While players like Brons make albums like this, music is in safe hands. Beauty, skill and feeling flow here like water down a cataract. Many major artists never got close to this level on their solo projects.

Label: www.davebrons.com
Time: 14 tracks / 67:23

“In the beginning, The One made a melody, bidding his heavenly hosts to create a great music. Out of the music, a vision of globed light was formed in the void.”

These softly-spoken, Genesis-inspired words begin this epic feast of almost entirely instrumental music, based on Lord of the Rings and letting its spirituality run wild. Brons hopes that the listener will find it “an immersive piece of music that will transport you” as reading the books has transported him. He has certainly done his part.

This project, three years in the making, also displays the hand of Iona helmsman Dave Bainbridge, who mixed the album and played additional instruments. So unsurprisingly many of the brief vocal introductions are from his Celestial Fire partner Sally Minnear, sometimes with a Galadriel-like whisper (and colleague Frank van Essen contributes a folky viola solo in “Under the Same Sun”).

Brons reached the last sixteen in the global “Guitar Idol” contest, so his excellent guitar work rightly dominates the album.

Of the contest, he has commented, “I wasn’t even going to enter, because for me music isn’t about a competition where ‘he who plays the most notes wins’…. for me music has to transport me somewhere, or make me imagine a scene from a film.”

There is some occasional, restrained shredding (and he uses a variety of techniques in “Into the Perilous Realm,” displaying some Jeff Beck-like moments, and he even creates a discreet whinnying effect on his guitar in “The Riders of Rohan”) but he clearly prefers creating moods to flaunting his expertise.

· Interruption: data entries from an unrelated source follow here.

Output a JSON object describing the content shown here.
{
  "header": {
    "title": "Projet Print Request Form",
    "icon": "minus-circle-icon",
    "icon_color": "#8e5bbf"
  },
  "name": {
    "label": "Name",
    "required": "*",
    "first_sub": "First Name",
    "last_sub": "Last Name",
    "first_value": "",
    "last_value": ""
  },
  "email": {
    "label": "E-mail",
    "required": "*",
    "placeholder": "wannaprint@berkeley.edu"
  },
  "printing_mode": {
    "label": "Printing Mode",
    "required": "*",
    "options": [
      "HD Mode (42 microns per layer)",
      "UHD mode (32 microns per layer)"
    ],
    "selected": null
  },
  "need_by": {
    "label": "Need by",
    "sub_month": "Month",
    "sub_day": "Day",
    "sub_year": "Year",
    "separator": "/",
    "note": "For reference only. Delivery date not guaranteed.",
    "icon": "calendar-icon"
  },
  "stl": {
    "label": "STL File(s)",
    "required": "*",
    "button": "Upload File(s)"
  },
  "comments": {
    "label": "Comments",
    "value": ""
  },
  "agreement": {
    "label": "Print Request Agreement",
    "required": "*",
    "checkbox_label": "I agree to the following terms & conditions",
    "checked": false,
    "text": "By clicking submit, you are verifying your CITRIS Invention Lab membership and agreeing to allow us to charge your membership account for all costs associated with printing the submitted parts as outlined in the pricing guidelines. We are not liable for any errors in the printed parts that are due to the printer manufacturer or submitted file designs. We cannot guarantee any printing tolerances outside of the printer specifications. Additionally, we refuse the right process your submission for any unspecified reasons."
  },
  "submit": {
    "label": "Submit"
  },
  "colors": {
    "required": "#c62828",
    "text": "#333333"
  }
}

This means that he brings great variety into the tracks. The openers both include Celtic sections and feature a 100-voice choir from Yorkshire. “Eä” is a free-flowing, rockier piece; and both the lyrical “Under the Same Sun” and the exquisite, magical, piano-led soundscape of “Awakened by Starlight” have a filmic quality about them – sensing Lord of the Rings from here is no big leap. “Prayer for the Fallen” goes further, and is almost entirely piano. Flutes are dotted throughout the tracks and Brons even gets to improvise with a colliery brass band on “The End of All things.”

The release is easy to leave on repeat, full of beauty and skin-tingling moments. Brons says that he loves the sound of Uilleann pipes and is best known for imitating them. It sounds to me like he is duetting with pipes player Catherine Ashcroft in “The Shire,” which is highly reminiscent of Iona’s electric Celtic reel tracks, like “Castlerigg.”

If the album begins in the creation story, it takes the listener on a journey through to a conclusion:
“When our fire has burned the dark, and our final song is sung,
  Distant shores will call us home and we’ll be forever changed, forever changed.”

Importantly, there are strong tunes and themes throughout this immensely enjoyable release. If I had to take one collection from the last twelve months to spend the rest of my life with, this magnificent album would definitely be at the top of my shortlist. Highly recommended.